GradNorm: Gradient Normalization for Adaptive Loss Balancing in Deep Multitask Networks

August 2019

tl;dr: Dynamically adjust the weight of the tasks based on training progress.

Overall impression

GradNorm and dynamic task prioritization are very similar. However the weight rate adjustment is exponential as compared to focal loss (essentially also exponential), and the progress signal is loss drop as compared to KPI.

Task imbalance impede proper training because they manifest as imbalances between backpropogated gradients.
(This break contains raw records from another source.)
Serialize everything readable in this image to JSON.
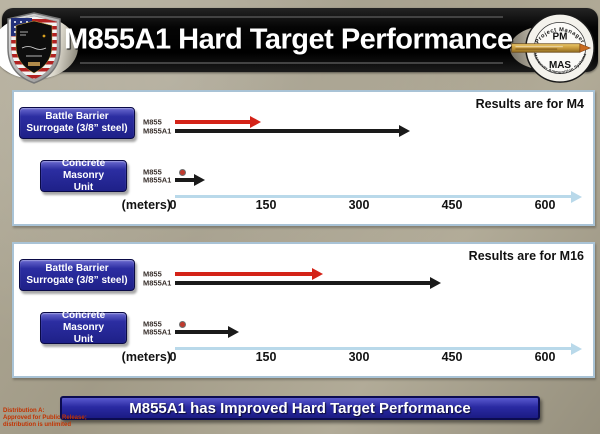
{
  "slide": {
    "title": "M855A1 Hard Target Performance",
    "banner": "M855A1 has Improved Hard Target Performance",
    "distribution_lines": [
      "Distribution A:",
      "Approved for Public Release;",
      "distribution is unlimited"
    ]
  },
  "seal": {
    "ring_top": "Project Manager",
    "ring_bottom": "Maneuver Ammunition Systems",
    "top": "PM",
    "bottom": "MAS"
  },
  "chart_data": [
    {
      "type": "bar",
      "orientation": "horizontal-arrow-ranges",
      "note": "Results are for M4",
      "axis_label": "(meters)",
      "unit": "meters",
      "ticks": [
        "0",
        "150",
        "300",
        "450",
        "600"
      ],
      "xlim": [
        0,
        660
      ],
      "grid": false,
      "groups": [
        {
          "label_lines": [
            "Battle Barrier",
            "Surrogate (3/8” steel)"
          ],
          "series": [
            {
              "name": "M855",
              "value_m": 140,
              "marker": "arrow",
              "color": "#d42318"
            },
            {
              "name": "M855A1",
              "value_m": 380,
              "marker": "arrow",
              "color": "#1a1a1a"
            }
          ]
        },
        {
          "label_lines": [
            "Concrete Masonry",
            "Unit"
          ],
          "series": [
            {
              "name": "M855",
              "value_m": 15,
              "marker": "dot",
              "color": "#c03a2e"
            },
            {
              "name": "M855A1",
              "value_m": 50,
              "marker": "arrow",
              "color": "#1a1a1a"
            }
          ]
        }
      ]
    },
    {
      "type": "bar",
      "orientation": "horizontal-arrow-ranges",
      "note": "Results are for M16",
      "axis_label": "(meters)",
      "unit": "meters",
      "ticks": [
        "0",
        "150",
        "300",
        "450",
        "600"
      ],
      "xlim": [
        0,
        660
      ],
      "grid": false,
      "groups": [
        {
          "label_lines": [
            "Battle Barrier",
            "Surrogate (3/8” steel)"
          ],
          "series": [
            {
              "name": "M855",
              "value_m": 240,
              "marker": "arrow",
              "color": "#d42318"
            },
            {
              "name": "M855A1",
              "value_m": 430,
              "marker": "arrow",
              "color": "#1a1a1a"
            }
          ]
        },
        {
          "label_lines": [
            "Concrete Masonry",
            "Unit"
          ],
          "series": [
            {
              "name": "M855",
              "value_m": 15,
              "marker": "dot",
              "color": "#c03a2e"
            },
            {
              "name": "M855A1",
              "value_m": 105,
              "marker": "arrow",
              "color": "#1a1a1a"
            }
          ]
        }
      ]
    }
  ],
  "colors": {
    "background": "#aba48f",
    "title_bar": "#000000",
    "title_text": "#ffffff",
    "panel_border": "#a9c3d6",
    "group_button_blue": "#2c2ea2",
    "banner_blue": "#2a2aa2",
    "m855_red": "#d42318",
    "m855a1_black": "#1a1a1a",
    "axis_blue": "#b9d9ea",
    "distribution_red": "#c33200"
  }
}
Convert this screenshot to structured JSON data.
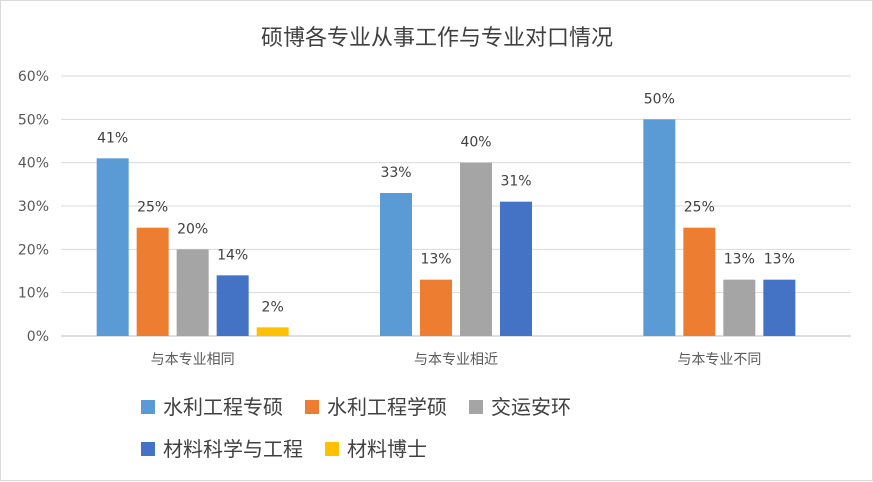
{
  "chart_data": {
    "type": "bar",
    "title": "硕博各专业从事工作与专业对口情况",
    "categories": [
      "与本专业相同",
      "与本专业相近",
      "与本专业不同"
    ],
    "yticks": [
      "0%",
      "10%",
      "20%",
      "30%",
      "40%",
      "50%",
      "60%"
    ],
    "ylim": [
      0,
      60
    ],
    "grid": true,
    "legend_position": "bottom",
    "series": [
      {
        "name": "水利工程专硕",
        "color": "#5b9bd5",
        "values": [
          41,
          33,
          50
        ],
        "labels": [
          "41%",
          "33%",
          "50%"
        ]
      },
      {
        "name": "水利工程学硕",
        "color": "#ed7d31",
        "values": [
          25,
          13,
          25
        ],
        "labels": [
          "25%",
          "13%",
          "25%"
        ]
      },
      {
        "name": "交运安环",
        "color": "#a5a5a5",
        "values": [
          20,
          40,
          13
        ],
        "labels": [
          "20%",
          "40%",
          "13%"
        ]
      },
      {
        "name": "材料科学与工程",
        "color": "#4472c4",
        "values": [
          14,
          31,
          13
        ],
        "labels": [
          "14%",
          "31%",
          "13%"
        ]
      },
      {
        "name": "材料博士",
        "color": "#ffc000",
        "values": [
          2,
          null,
          null
        ],
        "labels": [
          "2%",
          null,
          null
        ]
      }
    ]
  }
}
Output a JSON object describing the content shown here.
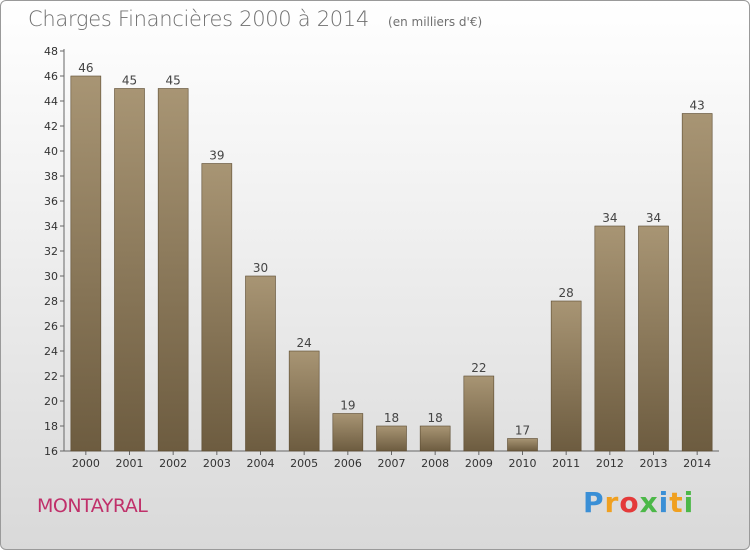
{
  "chart_data": {
    "type": "bar",
    "title": "Charges Financières 2000 à 2014",
    "subtitle": "(en milliers d'€)",
    "categories": [
      "2000",
      "2001",
      "2002",
      "2003",
      "2004",
      "2005",
      "2006",
      "2007",
      "2008",
      "2009",
      "2010",
      "2011",
      "2012",
      "2013",
      "2014"
    ],
    "values": [
      46,
      45,
      45,
      39,
      30,
      24,
      19,
      18,
      18,
      22,
      17,
      28,
      34,
      34,
      43
    ],
    "ylim": [
      16,
      48
    ],
    "yticks": [
      16,
      18,
      20,
      22,
      24,
      26,
      28,
      30,
      32,
      34,
      36,
      38,
      40,
      42,
      44,
      46,
      48
    ],
    "grid": false,
    "bar_color": "#8a785a"
  },
  "commune": "MONTAYRAL",
  "logo": {
    "letters": [
      "P",
      "r",
      "o",
      "x",
      "i",
      "t",
      "i"
    ],
    "colors": [
      "#3a8fd6",
      "#f0a020",
      "#e43a3a",
      "#4cb848",
      "#3a8fd6",
      "#f0a020",
      "#4cb848"
    ]
  }
}
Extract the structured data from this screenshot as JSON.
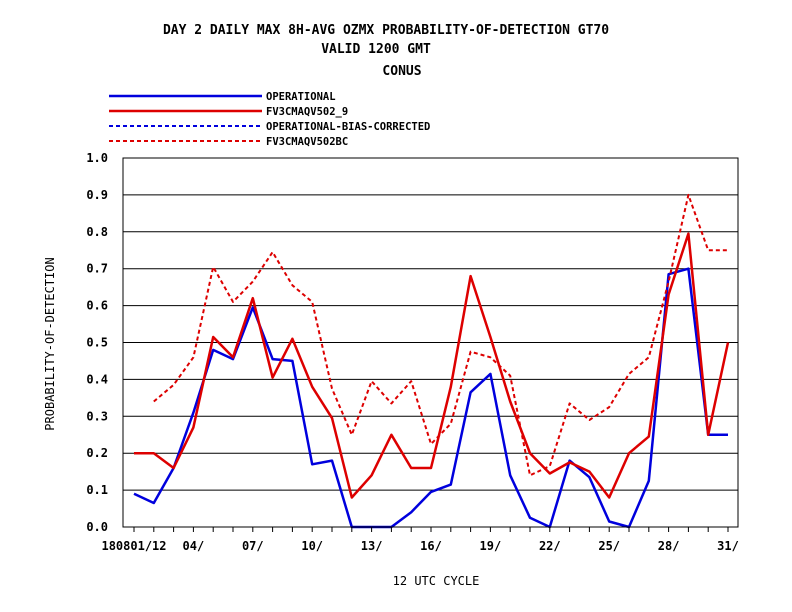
{
  "chart_data": {
    "type": "line",
    "title_lines": [
      "DAY 2 DAILY MAX   8H-AVG OZMX PROBABILITY-OF-DETECTION GT70",
      "VALID 1200 GMT",
      "CONUS"
    ],
    "xlabel": "12 UTC CYCLE",
    "ylabel": "PROBABILITY-OF-DETECTION",
    "ylim": [
      0,
      1.0
    ],
    "yticks": [
      "0.0",
      "0.1",
      "0.2",
      "0.3",
      "0.4",
      "0.5",
      "0.6",
      "0.7",
      "0.8",
      "0.9",
      "1.0"
    ],
    "xlim": [
      1,
      31
    ],
    "xtick_labels": [
      {
        "day": 1,
        "label": "180801/12"
      },
      {
        "day": 4,
        "label": "04/"
      },
      {
        "day": 7,
        "label": "07/"
      },
      {
        "day": 10,
        "label": "10/"
      },
      {
        "day": 13,
        "label": "13/"
      },
      {
        "day": 16,
        "label": "16/"
      },
      {
        "day": 19,
        "label": "19/"
      },
      {
        "day": 22,
        "label": "22/"
      },
      {
        "day": 25,
        "label": "25/"
      },
      {
        "day": 28,
        "label": "28/"
      },
      {
        "day": 31,
        "label": "31/"
      }
    ],
    "grid": "horizontal",
    "legend_position": "top-left",
    "series": [
      {
        "name": "OPERATIONAL",
        "color": "#0000dd",
        "style": "solid",
        "points": [
          [
            1,
            0.09
          ],
          [
            2,
            0.065
          ],
          [
            3,
            0.16
          ],
          [
            4,
            0.31
          ],
          [
            5,
            0.48
          ],
          [
            6,
            0.455
          ],
          [
            7,
            0.595
          ],
          [
            8,
            0.455
          ],
          [
            9,
            0.45
          ],
          [
            10,
            0.17
          ],
          [
            11,
            0.18
          ],
          [
            12,
            0.0
          ],
          [
            13,
            0.0
          ],
          [
            14,
            0.0
          ],
          [
            15,
            0.04
          ],
          [
            16,
            0.095
          ],
          [
            17,
            0.115
          ],
          [
            18,
            0.365
          ],
          [
            19,
            0.415
          ],
          [
            20,
            0.14
          ],
          [
            21,
            0.025
          ],
          [
            22,
            0.0
          ],
          [
            23,
            0.18
          ],
          [
            24,
            0.135
          ],
          [
            25,
            0.015
          ],
          [
            26,
            0.0
          ],
          [
            27,
            0.125
          ],
          [
            28,
            0.685
          ],
          [
            29,
            0.7
          ],
          [
            30,
            0.25
          ],
          [
            31,
            0.25
          ]
        ]
      },
      {
        "name": "FV3CMAQV502_9",
        "color": "#dd0000",
        "style": "solid",
        "points": [
          [
            1,
            0.2
          ],
          [
            2,
            0.2
          ],
          [
            3,
            0.16
          ],
          [
            4,
            0.27
          ],
          [
            5,
            0.515
          ],
          [
            6,
            0.46
          ],
          [
            7,
            0.62
          ],
          [
            8,
            0.405
          ],
          [
            9,
            0.51
          ],
          [
            10,
            0.38
          ],
          [
            11,
            0.295
          ],
          [
            12,
            0.08
          ],
          [
            13,
            0.14
          ],
          [
            14,
            0.25
          ],
          [
            15,
            0.16
          ],
          [
            16,
            0.16
          ],
          [
            17,
            0.38
          ],
          [
            18,
            0.68
          ],
          [
            19,
            0.515
          ],
          [
            20,
            0.34
          ],
          [
            21,
            0.2
          ],
          [
            22,
            0.145
          ],
          [
            23,
            0.175
          ],
          [
            24,
            0.15
          ],
          [
            25,
            0.08
          ],
          [
            26,
            0.2
          ],
          [
            27,
            0.245
          ],
          [
            28,
            0.63
          ],
          [
            29,
            0.795
          ],
          [
            30,
            0.25
          ],
          [
            31,
            0.5
          ]
        ]
      },
      {
        "name": "OPERATIONAL-BIAS-CORRECTED",
        "color": "#0000dd",
        "style": "dashed",
        "points": []
      },
      {
        "name": "FV3CMAQV502BC",
        "color": "#dd0000",
        "style": "dashed",
        "points": [
          [
            2,
            0.34
          ],
          [
            3,
            0.385
          ],
          [
            4,
            0.46
          ],
          [
            5,
            0.705
          ],
          [
            6,
            0.61
          ],
          [
            7,
            0.665
          ],
          [
            8,
            0.745
          ],
          [
            9,
            0.655
          ],
          [
            10,
            0.61
          ],
          [
            11,
            0.375
          ],
          [
            12,
            0.25
          ],
          [
            13,
            0.395
          ],
          [
            14,
            0.335
          ],
          [
            15,
            0.395
          ],
          [
            16,
            0.225
          ],
          [
            17,
            0.28
          ],
          [
            18,
            0.475
          ],
          [
            19,
            0.46
          ],
          [
            20,
            0.41
          ],
          [
            21,
            0.14
          ],
          [
            22,
            0.165
          ],
          [
            23,
            0.335
          ],
          [
            24,
            0.29
          ],
          [
            25,
            0.325
          ],
          [
            26,
            0.415
          ],
          [
            27,
            0.46
          ],
          [
            28,
            0.665
          ],
          [
            29,
            0.9
          ],
          [
            30,
            0.75
          ],
          [
            31,
            0.75
          ]
        ]
      }
    ]
  }
}
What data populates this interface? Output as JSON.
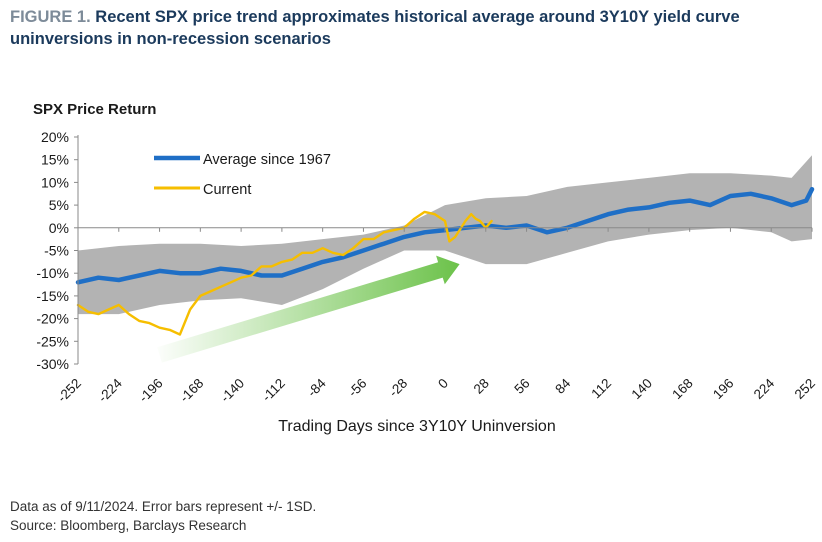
{
  "figure": {
    "prefix": "FIGURE 1.",
    "title": "Recent SPX price trend approximates historical average around 3Y10Y yield curve uninversions in non-recession scenarios"
  },
  "notes": {
    "line1": "Data as of 9/11/2024. Error bars represent +/- 1SD.",
    "line2": "Source: Bloomberg, Barclays Research"
  },
  "chart_data": {
    "type": "line",
    "ylabel": "SPX Price Return",
    "xlabel": "Trading Days since 3Y10Y Uninversion",
    "xlim": [
      -252,
      252
    ],
    "ylim": [
      -30,
      20
    ],
    "x_ticks": [
      -252,
      -224,
      -196,
      -168,
      -140,
      -112,
      -84,
      -56,
      -28,
      0,
      28,
      56,
      84,
      112,
      140,
      168,
      196,
      224,
      252
    ],
    "y_ticks": [
      {
        "value": 20,
        "label": "20%"
      },
      {
        "value": 15,
        "label": "15%"
      },
      {
        "value": 10,
        "label": "10%"
      },
      {
        "value": 5,
        "label": "5%"
      },
      {
        "value": 0,
        "label": "0%"
      },
      {
        "value": -5,
        "label": "-5%"
      },
      {
        "value": -10,
        "label": "-10%"
      },
      {
        "value": -15,
        "label": "-15%"
      },
      {
        "value": -20,
        "label": "-20%"
      },
      {
        "value": -25,
        "label": "-25%"
      },
      {
        "value": -30,
        "label": "-30%"
      }
    ],
    "grid": false,
    "legend_position": "top-left",
    "series": [
      {
        "name": "Average since 1967",
        "color": "#1f6fc6",
        "x": [
          -252,
          -238,
          -224,
          -210,
          -196,
          -182,
          -168,
          -154,
          -140,
          -126,
          -112,
          -98,
          -84,
          -70,
          -56,
          -42,
          -28,
          -14,
          0,
          14,
          28,
          42,
          56,
          70,
          84,
          98,
          112,
          126,
          140,
          154,
          168,
          182,
          196,
          210,
          224,
          238,
          248,
          252
        ],
        "y": [
          -12,
          -11,
          -11.5,
          -10.5,
          -9.5,
          -10,
          -10,
          -9,
          -9.5,
          -10.5,
          -10.5,
          -9,
          -7.5,
          -6.5,
          -5,
          -3.5,
          -2,
          -1,
          -0.5,
          0,
          0.5,
          0,
          0.5,
          -1,
          0,
          1.5,
          3,
          4,
          4.5,
          5.5,
          6,
          5,
          7,
          7.5,
          6.5,
          5,
          6,
          8.5
        ]
      },
      {
        "name": "Current",
        "color": "#f6be00",
        "x": [
          -252,
          -245,
          -238,
          -231,
          -224,
          -217,
          -210,
          -203,
          -196,
          -189,
          -182,
          -175,
          -168,
          -161,
          -154,
          -147,
          -140,
          -133,
          -126,
          -119,
          -112,
          -105,
          -98,
          -91,
          -84,
          -77,
          -70,
          -63,
          -56,
          -49,
          -42,
          -35,
          -28,
          -21,
          -14,
          -7,
          0,
          3,
          7,
          10,
          14,
          18,
          21,
          24,
          28,
          32
        ],
        "y": [
          -17,
          -18.5,
          -19,
          -18,
          -17,
          -19,
          -20.5,
          -21,
          -22,
          -22.5,
          -23.5,
          -18,
          -15,
          -14,
          -13,
          -12,
          -11,
          -10.5,
          -8.5,
          -8.5,
          -7.5,
          -7,
          -5.5,
          -5.5,
          -4.5,
          -5.5,
          -6,
          -4.5,
          -2.5,
          -2.5,
          -1,
          -0.5,
          0,
          2,
          3.5,
          3,
          1.5,
          -3,
          -2,
          -0.5,
          1.5,
          3,
          2,
          1.5,
          0,
          1.5
        ]
      }
    ],
    "band": {
      "description": "+/- 1SD",
      "color": "#b3b3b3",
      "x": [
        -252,
        -224,
        -196,
        -168,
        -140,
        -112,
        -84,
        -56,
        -28,
        0,
        28,
        56,
        84,
        112,
        140,
        168,
        196,
        224,
        238,
        252
      ],
      "upper": [
        -5,
        -4,
        -3.5,
        -3.5,
        -4,
        -3.5,
        -2.5,
        -1.5,
        0.5,
        5,
        6.5,
        7,
        9,
        10,
        11,
        12,
        12,
        11.5,
        11,
        16
      ],
      "lower": [
        -19,
        -19,
        -17,
        -16,
        -15.5,
        -17,
        -13.5,
        -9,
        -5,
        -5,
        -8,
        -8,
        -5.5,
        -3,
        -1.5,
        -0.5,
        0,
        -1,
        -3,
        -2.5
      ]
    },
    "annotation": {
      "type": "trend-arrow",
      "color": "#6cc24a",
      "from": {
        "x": -196,
        "y": -28
      },
      "to": {
        "x": 10,
        "y": -8
      }
    }
  }
}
The balance is struck when tasks are training at similar rates as measured by the loss ratio L(t)/L(0).

Methods	Learning Progress Signal	hyperparameters
Uncertainty Weighting	Homoscedastic Uncertainty	No hyperparameters
GradNorm	Training loss ratio	1 exponential weighting factor
Dynamic Task Prioritization	KPI	1 focal loss scaling factor

Key ideas

The tedious grid search of hyperparameter can be efficient searched though a single parameter $\alpha$ to exponentially adjust the relative inverse training rate $r(t)$.
Algorithm:
- Pick the gradient last layer of the backbone to monitor
- Get L2 norm of the feat for a task
- Get task average of L2 norm for a particular time
- The weights are not adjusted directly according to the progress but rather updated according to a GradNorm loss $\text{L}_{grad} = \sum_{task}|G(t) - \bar{G}(t) \times [r(t)]^\alpha|$ the weights are renormalized to be 1 to ensure smooth training.

Technical details

using static weight to retrain the model from scratch. These values lie closely with the optimal grid-searched weights.
The asymmetry parameter $\alpha$ controls how different the weight can be for diff tasks. The overall performance is relatively insensitive to the chance in $\alpha \in (0, 3)$. (0 means average weight).

Notes

ipython notebook Demo on github.
Uncertainty weighting uses 1/L to adjust weight. –> this usually leads to weight too large too quickly, without normalization constraints (this seems not to be the case?)